Much of the name-calling has become a knee-jerk reaction by many in the industry and doesn't necessarily indicate that an individual is racist. But it's a trend that has a strong history of racism and classism, and when one steps back and examines the specific fighters on the receiving end of most of the most hateful labels, there is an undeniable bias.

These types of biases towards specific boxers doesn't just stop at the hateful name-calling. It has also resulted in a disturbing trend where some American fans-and American networks-are rooting for a white foreign fighter over an American fighter, particularly when said American fighter is black. We saw it very clearly when, after the first Kovalev vs. Ward fight, some HBO viewers in America expressed an odd amount of outrage over what they claimed was a bad decision in Ward winning the decision. Conversely, viewers in other countries who had seen a different broadcast team commentating on the fight had no such reaction. Even those few who thought Kovalev had won weren't outraged that Ward had been victorious-they acknowledged it was a close fight that could have gone either way.

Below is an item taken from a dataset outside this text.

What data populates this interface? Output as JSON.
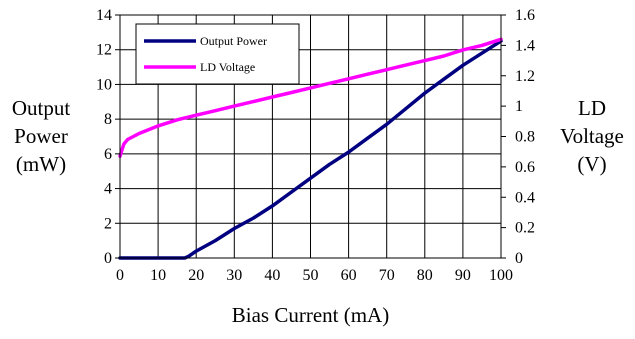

Similarly, in March Gennady Golovkin of Kazakhstan faced African American Daniel Jacobs at Madison Square Garden in New York. A large contingent of fans at the venue were rooting for the Kazakh to beat the New York native Jacobs.

This is not a new situation. In Andrew Lindsay's book Boxing in Black and White: a Statistical Study of Race in the Ring, 1949-1983, he describes the all-too familiar environment when African American Joe Louis, one of the greatest heavyweight champions of all-time, had hit the big time, and when he faced Max Schmeling in their first bout in 1936:

"White spectators consistently rooted for Louis's overmatched white opponents before and after he won the title. On the night Louis lost his first match to Max Schmeling, after many months of seeming acceptance and praise by the media and public, America's response was to hail a white foreigner's triumph over a black American. Schmeling's treatment as a conquering white hero early on laid bare the tenuous nature of Louis's claim on the affections of white America."

And it seems, on the whole, black fighters still have a tenuous claim on much of America's affections.